At the end of your blog post, you mention if anyone would like to try to write a version of the program by using the javascript proxy object they could try and open a PR. After a bit of trying I came up with:

const proxy = q => {
  const deps = {}
  return new Proxy(q, {
    get(target, p) {
      if ($dep) {
        if (!(p in deps))
          deps[p] = []
        deps[p].push($dep)
      }
      return Reflect.get(...arguments)
    },
    set(target, p, value) {
      const success = Reflect.set(...arguments)
      if (!p.startsWith('$') && success) {
        for (const dep of deps[p]){
          dep(value)
        }
      }
      return success
    }
  })

Which works, but unfortunately it returns a new object instead of mutating the given one. I could not figure out how to get around this, if you know how - I love to know.
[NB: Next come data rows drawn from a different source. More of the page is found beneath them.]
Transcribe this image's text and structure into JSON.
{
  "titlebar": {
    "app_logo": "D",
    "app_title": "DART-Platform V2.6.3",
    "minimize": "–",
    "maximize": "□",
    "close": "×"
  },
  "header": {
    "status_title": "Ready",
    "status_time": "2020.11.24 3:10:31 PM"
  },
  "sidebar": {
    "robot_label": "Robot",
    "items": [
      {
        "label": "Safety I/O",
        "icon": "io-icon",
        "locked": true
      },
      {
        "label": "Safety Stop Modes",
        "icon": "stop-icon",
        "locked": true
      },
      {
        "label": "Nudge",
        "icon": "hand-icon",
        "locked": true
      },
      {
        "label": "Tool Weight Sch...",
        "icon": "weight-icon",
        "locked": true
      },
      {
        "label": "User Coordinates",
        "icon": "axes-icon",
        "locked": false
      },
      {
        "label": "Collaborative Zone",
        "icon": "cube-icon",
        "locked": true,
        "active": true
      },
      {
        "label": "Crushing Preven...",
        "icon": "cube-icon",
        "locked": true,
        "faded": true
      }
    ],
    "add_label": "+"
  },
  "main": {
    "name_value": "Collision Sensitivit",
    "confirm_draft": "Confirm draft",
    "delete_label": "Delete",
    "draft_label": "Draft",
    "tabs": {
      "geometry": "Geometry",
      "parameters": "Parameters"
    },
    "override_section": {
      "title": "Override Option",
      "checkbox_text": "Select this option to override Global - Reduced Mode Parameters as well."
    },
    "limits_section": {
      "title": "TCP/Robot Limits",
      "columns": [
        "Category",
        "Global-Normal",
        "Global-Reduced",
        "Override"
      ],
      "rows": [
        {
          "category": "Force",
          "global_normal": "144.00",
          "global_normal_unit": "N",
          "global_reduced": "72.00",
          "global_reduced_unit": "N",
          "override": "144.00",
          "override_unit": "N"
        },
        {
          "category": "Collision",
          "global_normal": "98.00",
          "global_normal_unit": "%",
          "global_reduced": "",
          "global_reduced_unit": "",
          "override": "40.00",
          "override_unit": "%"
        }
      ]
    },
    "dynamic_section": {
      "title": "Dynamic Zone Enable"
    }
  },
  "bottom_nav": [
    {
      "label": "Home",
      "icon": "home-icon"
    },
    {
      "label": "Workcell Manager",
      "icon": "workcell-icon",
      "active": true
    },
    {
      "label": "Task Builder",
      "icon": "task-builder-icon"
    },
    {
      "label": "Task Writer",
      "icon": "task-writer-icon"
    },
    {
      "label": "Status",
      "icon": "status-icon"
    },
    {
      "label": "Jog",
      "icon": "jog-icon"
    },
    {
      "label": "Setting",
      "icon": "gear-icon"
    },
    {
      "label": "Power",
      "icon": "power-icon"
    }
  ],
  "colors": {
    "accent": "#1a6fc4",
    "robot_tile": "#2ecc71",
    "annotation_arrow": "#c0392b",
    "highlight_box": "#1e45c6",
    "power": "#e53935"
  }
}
Instead, it's the client's responsibility to wrap the proxy before like:

let model = {name: 'John'};
model = proxy(model)
Q(el, model)
model.name = 'Jane' // this works

Which is lame LOL. I was wondering how Vue3 got around this problem but turns out they don't solve this problem! The new app constructor is just a function called createApp and if you change the data element afterwards, the page is not updated... (ex.)

let model = {data() : { return {name: "john"} } } // you have to use functions for data now
createApp(model).mount('#app');
model.data = () => {return {name:"jane"}} // Doesn't update the dom

So maybe the proxy approach would require a more thorough change. Maybe even a Q3 branch? Lol.

Anyways that's what I wanted to share. Cheers!